In UK agriculture, maximum permissible PTE loading is based on concentrations in the soil.
However, when composts are incorporated into the soil it is not always easy to calculate what the final soil concentration will be. Limiting PTE inputs from composted BMW in the UK would be easier to regulate by establishing maximum application rates per dry weight compost, rather than on the concentration of metals in the soil. Even after 10 years of compost application at the current rate, PTE levels in the soil would still be well below the GAP limits.
The lead concentration in the barley grain ranged from 0.04 to 0.14 mg kg-1, which is lower than the 0.2 mg kg-1 European Commission regulation (EC 466/2001) limit for lead in cereal.
The cadmium concentration in the barley grain was consistently low, ranging from 0.02 to
0.03 mg kg-1, as compared to the European Commission regulation EC 466/2001 (CEC 2001) limit for cadmium in cereal grain which is 0.1 mg kg-1.
Copper and zinc levels in the barley grain were highest in the three mixed MSW compost G treatments, with 15% more copper and 30% more zinc in compost G grain than in FERT 0 grain. The application of MSW composts in agriculture has been found to increase the PTE content of a number of plant parts in a number of species. For example, MSW compost increased copper and zinc content in corn above ground tissues (Paino et al 1996). Moreover, vines grown in soil amended with mixed MSW compost for six years accumulated cadmium, chromium, lead and nickel in tissues and musts (Pinamonti et al 1999). Apple leaves and fruits were found to accumulate cadmium, chromium, lead and nickel when trees were treated with mixed MSW compost (Pinamonti et al 1997). These data show that when compost containing high levels of PTEs is applied to the soil, the PTEs are taken up by the crop.
4.4 Field trial summary Effect of compost treatment on plant establishment Plant establishment was as good as or better than the control with composts A, F and J. In contrast, composts B and G reduced plant establishment and early growth in comparison to the control.

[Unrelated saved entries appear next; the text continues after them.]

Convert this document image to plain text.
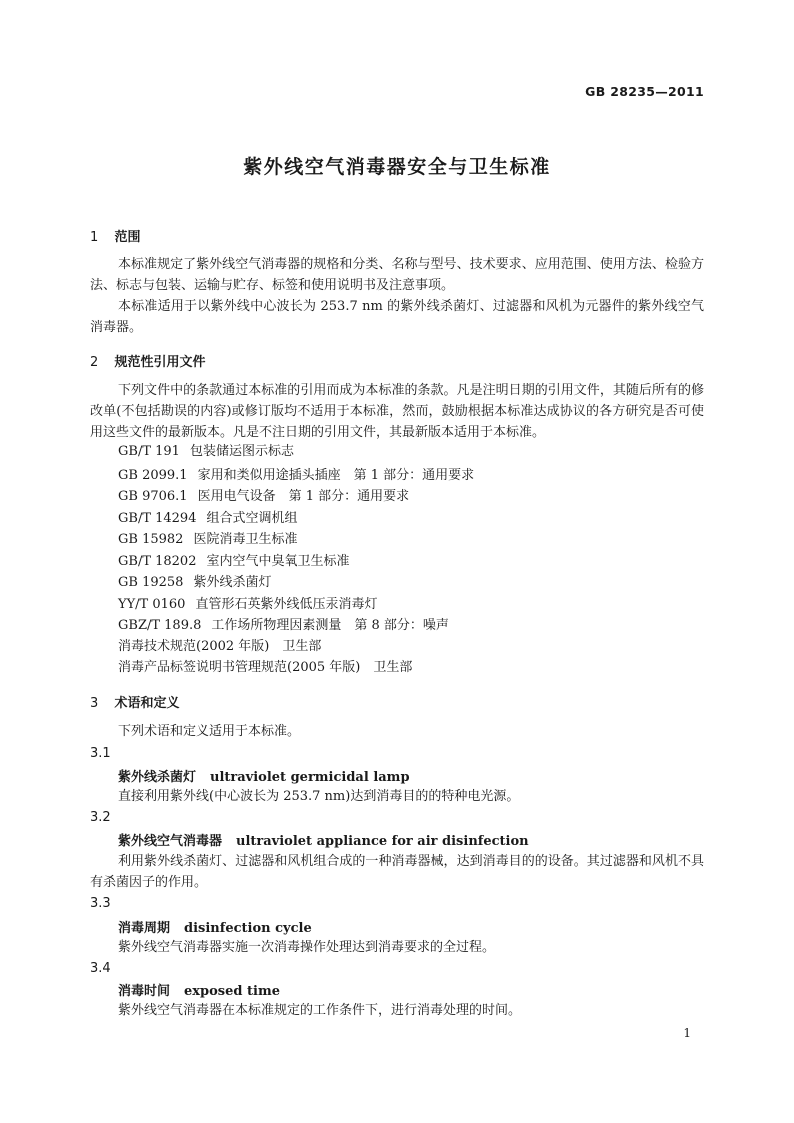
GB 28235—2011
紫外线空气消毒器安全与卫生标准
1 范围
本标准规定了紫外线空气消毒器的规格和分类、名称与型号、技术要求、应用范围、使用方法、检验方法、标志与包装、运输与贮存、标签和使用说明书及注意事项。
本标准适用于以紫外线中心波长为 253.7 nm 的紫外线杀菌灯、过滤器和风机为元器件的紫外线空气消毒器。
2 规范性引用文件
下列文件中的条款通过本标准的引用而成为本标准的条款。凡是注明日期的引用文件，其随后所有的修改单(不包括勘误的内容)或修订版均不适用于本标准，然而，鼓励根据本标准达成协议的各方研究是否可使用这些文件的最新版本。凡是不注日期的引用文件，其最新版本适用于本标准。
GB/T 191 包装储运图示标志
GB 2099.1 家用和类似用途插头插座　第 1 部分：通用要求
GB 9706.1 医用电气设备　第 1 部分：通用要求
GB/T 14294 组合式空调机组
GB 15982 医院消毒卫生标准
GB/T 18202 室内空气中臭氧卫生标准
GB 19258 紫外线杀菌灯
YY/T 0160 直管形石英紫外线低压汞消毒灯
GBZ/T 189.8 工作场所物理因素测量　第 8 部分：噪声
消毒技术规范(2002 年版)　卫生部
消毒产品标签说明书管理规范(2005 年版)　卫生部
3 术语和定义
下列术语和定义适用于本标准。
3.1
紫外线杀菌灯 ultraviolet germicidal lamp
直接利用紫外线(中心波长为 253.7 nm)达到消毒目的的特种电光源。
3.2
紫外线空气消毒器 ultraviolet appliance for air disinfection
利用紫外线杀菌灯、过滤器和风机组合成的一种消毒器械，达到消毒目的的设备。其过滤器和风机不具有杀菌因子的作用。
3.3
消毒周期 disinfection cycle
紫外线空气消毒器实施一次消毒操作处理达到消毒要求的全过程。
3.4
消毒时间 exposed time
紫外线空气消毒器在本标准规定的工作条件下，进行消毒处理的时间。
1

Effect of compost treatment on yield Three composts, A, F and J, increased barley yield when compared to the control by 2%, 21% and 5% respectively. These composts can be recommended for use in agriculture as a soil conditioners. Two composts, B and G, reduced barley yield when compared to the control by 14% and 33% respectively. In the case of compost G, we suggest that the reduced yield can be attributed to the composts containing higher sodium and PTE levels than the other four source segregated composts.
Incorporating the composts immobilised soil mineral nitrogen. However, except for compost G, this could be overcome by applying 125 kg N ha-1 as ammonia nitrate.

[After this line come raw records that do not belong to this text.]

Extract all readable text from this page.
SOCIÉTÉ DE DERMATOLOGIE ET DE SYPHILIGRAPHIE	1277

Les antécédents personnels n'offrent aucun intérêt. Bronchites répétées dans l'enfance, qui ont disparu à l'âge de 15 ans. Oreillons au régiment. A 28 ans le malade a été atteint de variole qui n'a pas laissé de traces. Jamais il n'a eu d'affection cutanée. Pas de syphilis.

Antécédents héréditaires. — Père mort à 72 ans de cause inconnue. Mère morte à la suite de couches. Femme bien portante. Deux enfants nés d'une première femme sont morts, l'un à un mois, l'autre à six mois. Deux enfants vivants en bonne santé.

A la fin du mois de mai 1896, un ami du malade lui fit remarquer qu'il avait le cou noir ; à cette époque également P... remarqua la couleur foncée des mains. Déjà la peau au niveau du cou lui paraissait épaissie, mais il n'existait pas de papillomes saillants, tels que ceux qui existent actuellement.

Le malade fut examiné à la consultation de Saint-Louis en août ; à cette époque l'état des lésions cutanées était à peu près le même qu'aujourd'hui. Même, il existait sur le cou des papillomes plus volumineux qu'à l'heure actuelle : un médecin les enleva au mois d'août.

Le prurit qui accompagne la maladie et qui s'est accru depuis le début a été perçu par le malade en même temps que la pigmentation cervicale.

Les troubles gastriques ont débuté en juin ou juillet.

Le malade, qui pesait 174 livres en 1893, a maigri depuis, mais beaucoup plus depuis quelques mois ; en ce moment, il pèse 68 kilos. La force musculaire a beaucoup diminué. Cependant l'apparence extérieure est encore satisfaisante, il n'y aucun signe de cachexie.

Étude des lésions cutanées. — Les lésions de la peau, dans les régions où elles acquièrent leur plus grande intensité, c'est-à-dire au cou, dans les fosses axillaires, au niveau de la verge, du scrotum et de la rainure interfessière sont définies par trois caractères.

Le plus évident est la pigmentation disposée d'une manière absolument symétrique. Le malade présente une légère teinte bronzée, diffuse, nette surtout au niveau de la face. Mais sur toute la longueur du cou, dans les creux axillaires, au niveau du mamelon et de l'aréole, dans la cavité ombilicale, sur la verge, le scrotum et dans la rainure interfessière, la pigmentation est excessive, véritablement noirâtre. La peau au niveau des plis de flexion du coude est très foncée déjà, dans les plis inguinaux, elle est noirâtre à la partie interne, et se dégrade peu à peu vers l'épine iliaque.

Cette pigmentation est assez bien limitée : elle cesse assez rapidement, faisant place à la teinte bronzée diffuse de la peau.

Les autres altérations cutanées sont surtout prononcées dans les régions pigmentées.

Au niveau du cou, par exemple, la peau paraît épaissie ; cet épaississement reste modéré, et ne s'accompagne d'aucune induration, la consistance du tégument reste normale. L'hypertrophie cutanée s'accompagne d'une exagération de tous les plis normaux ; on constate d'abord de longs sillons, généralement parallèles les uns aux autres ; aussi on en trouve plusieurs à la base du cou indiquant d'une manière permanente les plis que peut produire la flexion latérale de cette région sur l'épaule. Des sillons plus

Effect of compost treatment on grain There was little or no effect on PTEs in the barley grain from the composts. Levels of lead and cadmium were below the European Commission limits for PTEs in cereal grains. Levels of copper and zinc were highest in grain from compost treatment G.

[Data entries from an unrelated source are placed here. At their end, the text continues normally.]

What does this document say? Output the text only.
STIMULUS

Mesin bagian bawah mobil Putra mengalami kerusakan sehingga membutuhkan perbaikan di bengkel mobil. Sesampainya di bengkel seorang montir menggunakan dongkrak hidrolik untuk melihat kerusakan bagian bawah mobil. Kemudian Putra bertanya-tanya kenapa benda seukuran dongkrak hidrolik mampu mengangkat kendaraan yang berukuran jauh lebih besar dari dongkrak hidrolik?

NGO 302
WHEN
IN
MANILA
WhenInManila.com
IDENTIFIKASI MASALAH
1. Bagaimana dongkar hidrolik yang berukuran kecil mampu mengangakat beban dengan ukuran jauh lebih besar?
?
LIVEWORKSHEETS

Effect of compost treatment on soil The application of compost increased nitrogen, carbon, and organic matter in the soil. Application of the source segregated composts did not significantly increase soil PTEs. The mixed MSW compost increased soil lead concentration. Even if these composts were applied annually for 10 years at the rates used in this study, soil PTE levels would still be well below the recommended UK limits.